The Riviera’s love affair with jazz is as old as jazz itself. While paddle steamers were carrying the new music up the Mississippi to the great northern cities, GIs and gobs were bringing over the first fragile, scratchy products of the infant recording industry.
Between the wars, attracted by the favourable climate and exchange rates, more Americans followed, bringing their music with them. Jazz was a key factor in the Riviera’s metamorphosis from sedate winter retreat for posh Brits to summer playground.
Black American jazz musicians found a more tolerant society here: Sydney Bechet Square in Antibes is the town’s tribute to the New Orleans jazzman who lived, married and died there.
Incongruous though it may seem, the Riviera and jazz go together.
Like most oldies, I tend think to think that nothing is what it was in ‘my’ day. Fortunately, in most cases it’s better. I would not be doing this, for instance – not only because there wouldn’t have been the internet, but because I’d be dead.
But I must say that the Nice Jazz Festival is not what it was. There’s no money in jazz, so it’s a rap, rock, funk, gospel, reggae etc. festival – the jazz is hard to find.

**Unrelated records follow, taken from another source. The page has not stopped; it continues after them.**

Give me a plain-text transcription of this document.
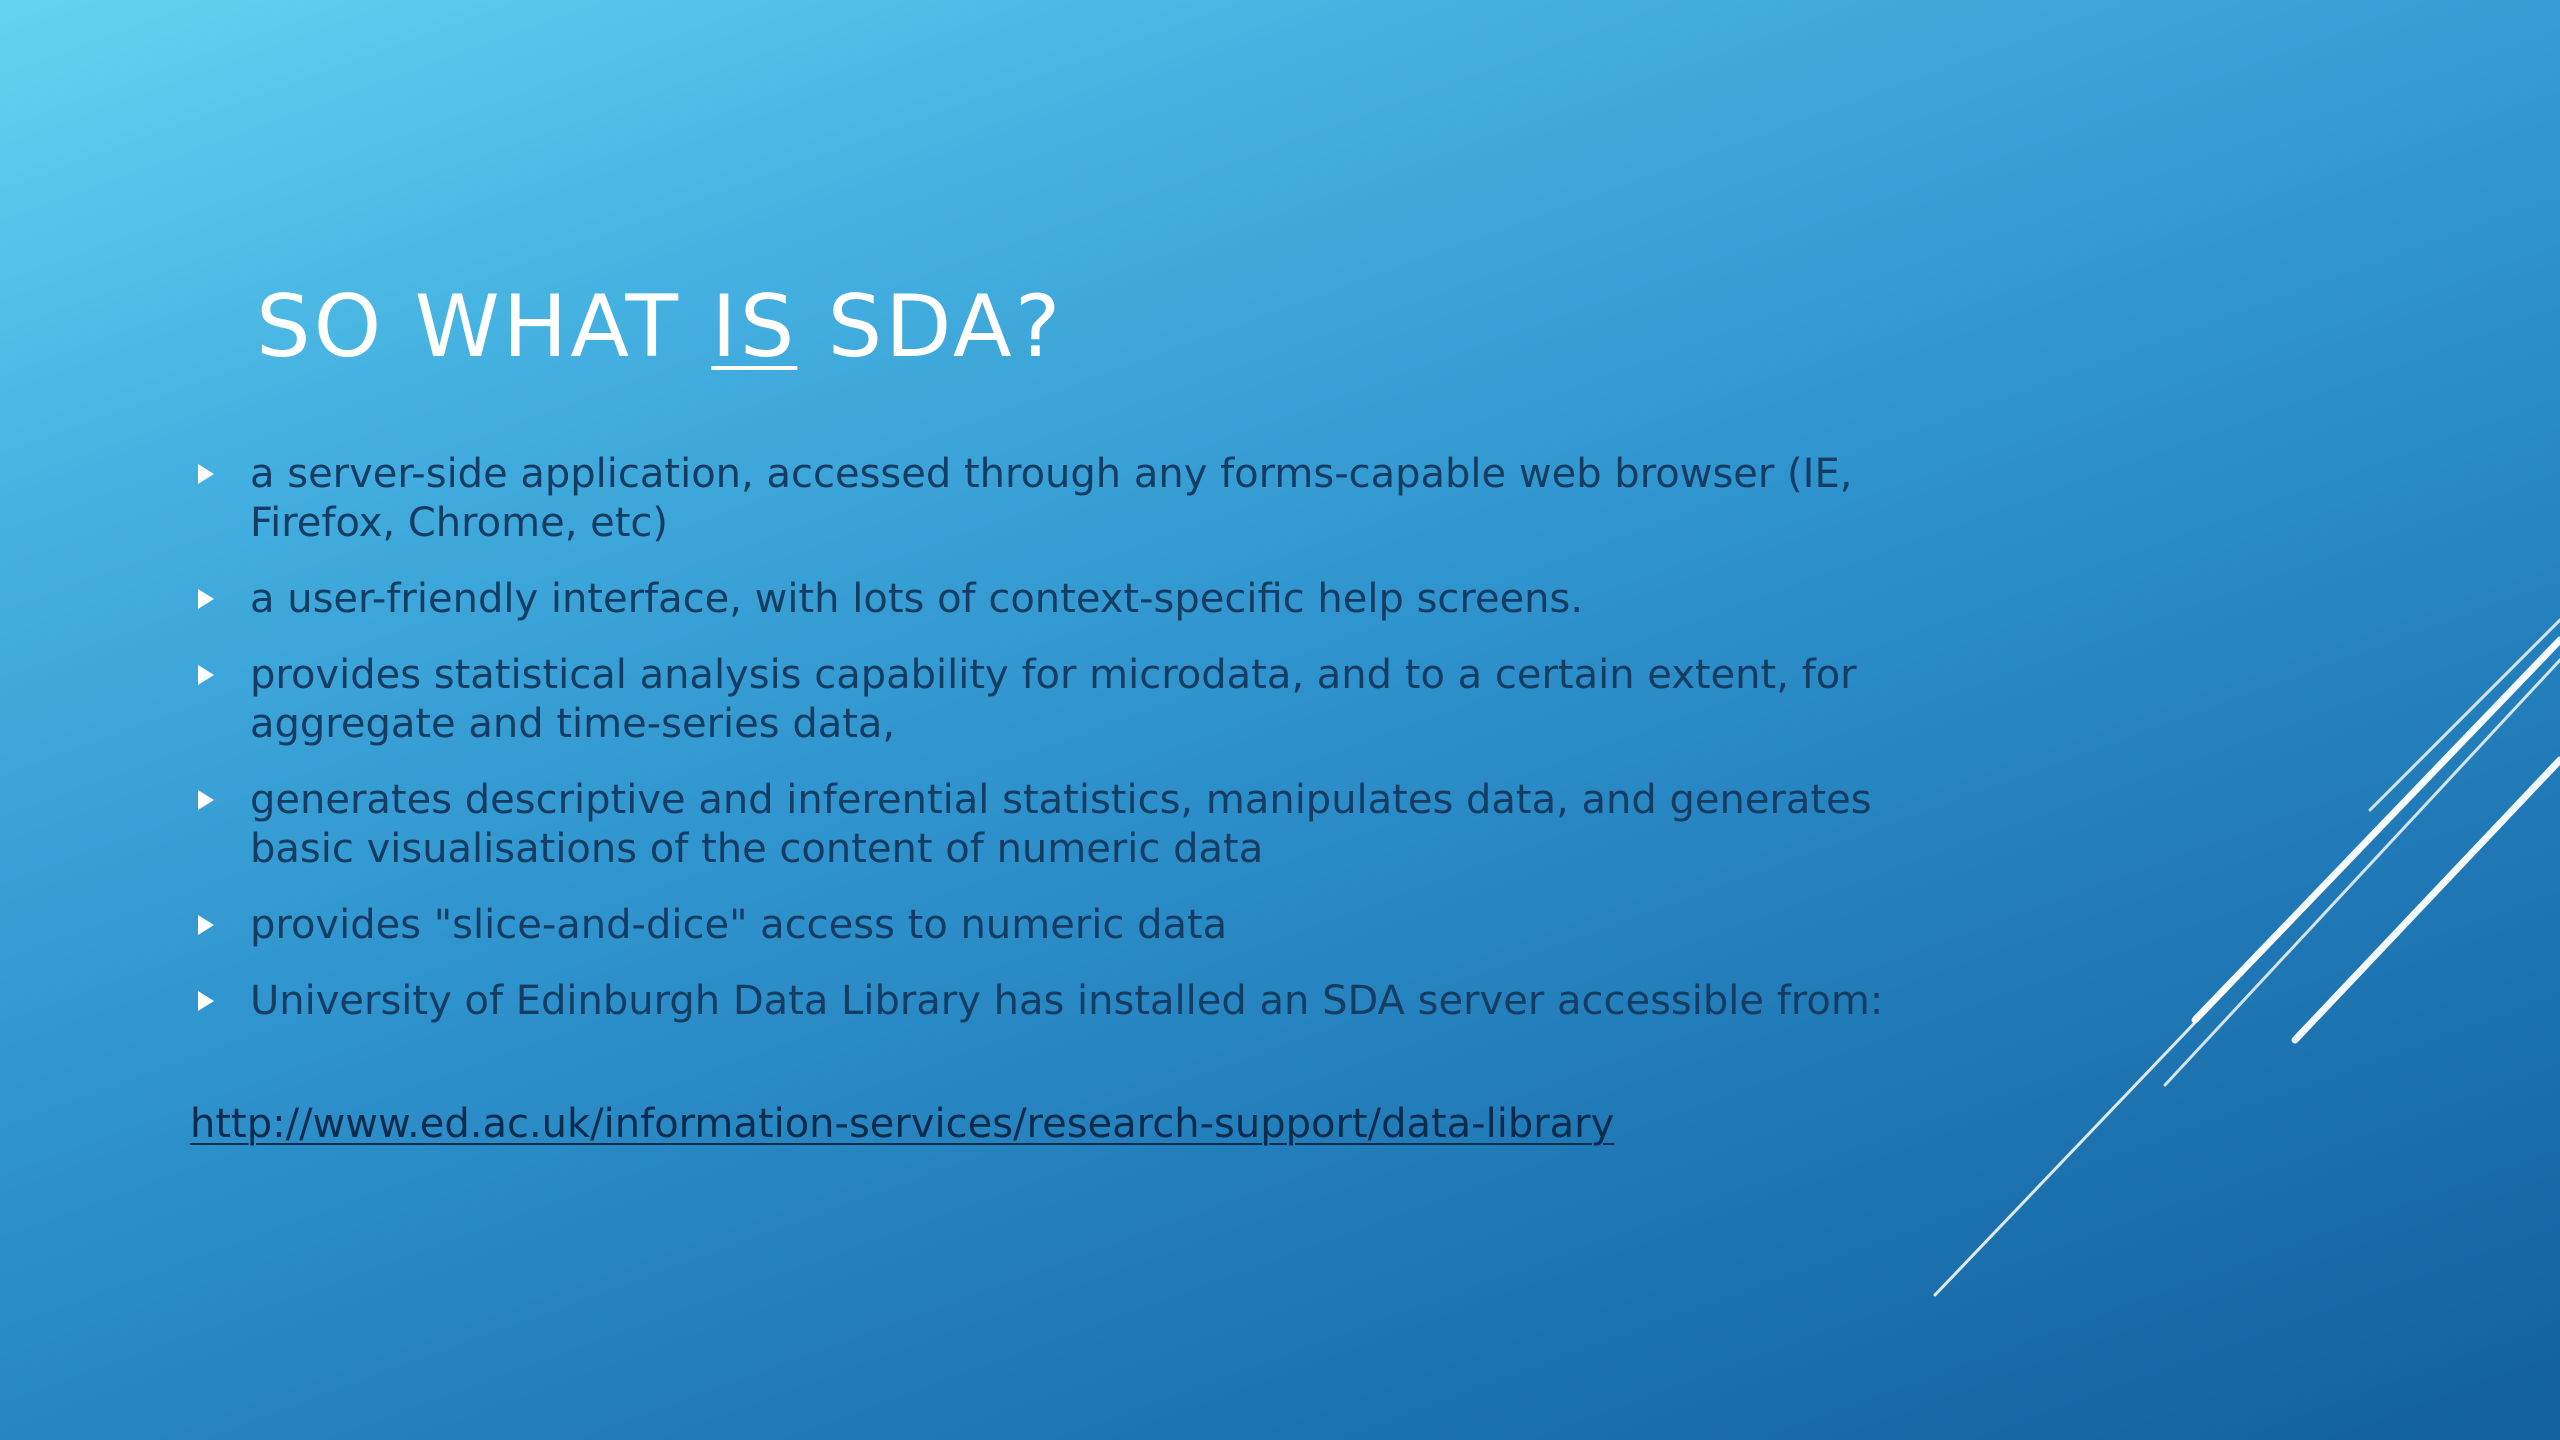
SO WHAT IS SDA?
a server-side application, accessed through any forms-capable web browser (IE, Firefox, Chrome, etc)
a user-friendly interface, with lots of context-specific help screens.
provides statistical analysis capability for microdata, and to a certain extent, for aggregate and time-series data,
generates descriptive and inferential statistics, manipulates data, and generates basic visualisations of the content of numeric data
provides "slice-and-dice" access to numeric data
University of Edinburgh Data Library has installed an SDA server accessible from:
http://www.ed.ac.uk/information-services/research-support/data-library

I know it’s just nostalgia for passing - or passed - youth, but I miss the picnics under the olive trees and the chance to meet the people whose talent I envy most: jazz musicians. My kids and I used to chat with Dizzy Gillespie and Lionel Hampton in the cafeteria. (Why were jazzmen always such nice people?) Today the artists are ‘artistes’, cloistered in a public-proof "Village des Artistes", and picnic boxes are verboten - they adversely impact wine and food sales. My, then, early teen son and I met the French jazz pianist Michel Petruccianni there once.
Petrucciani died in New York aged only 36 – not of an overdose but from a rare bone disease - before he'd had time to enjoy the fame he deserved. He was less than three feet tall, (the change in font size is deliberate) and opened every gig with his composition 'Looking Up'. It was his metaphor - he looked up at the piano, at his fellow musicians, at the world. Son, shy - then at least - but never timid, hesitated over asking for his autograph, but eventually did. And what an autograph it was! Not a bored celebrity squiggle - it was a brilliant caricature of Petrucciani himself, cherub-faced, looking up, with a single word: 'Peace'.
Peace to you, Michel, for the joy you brought to a grateful few.

Looking up, I see it’s still raining outside, and the Mediterranean looks like the north Atlantic.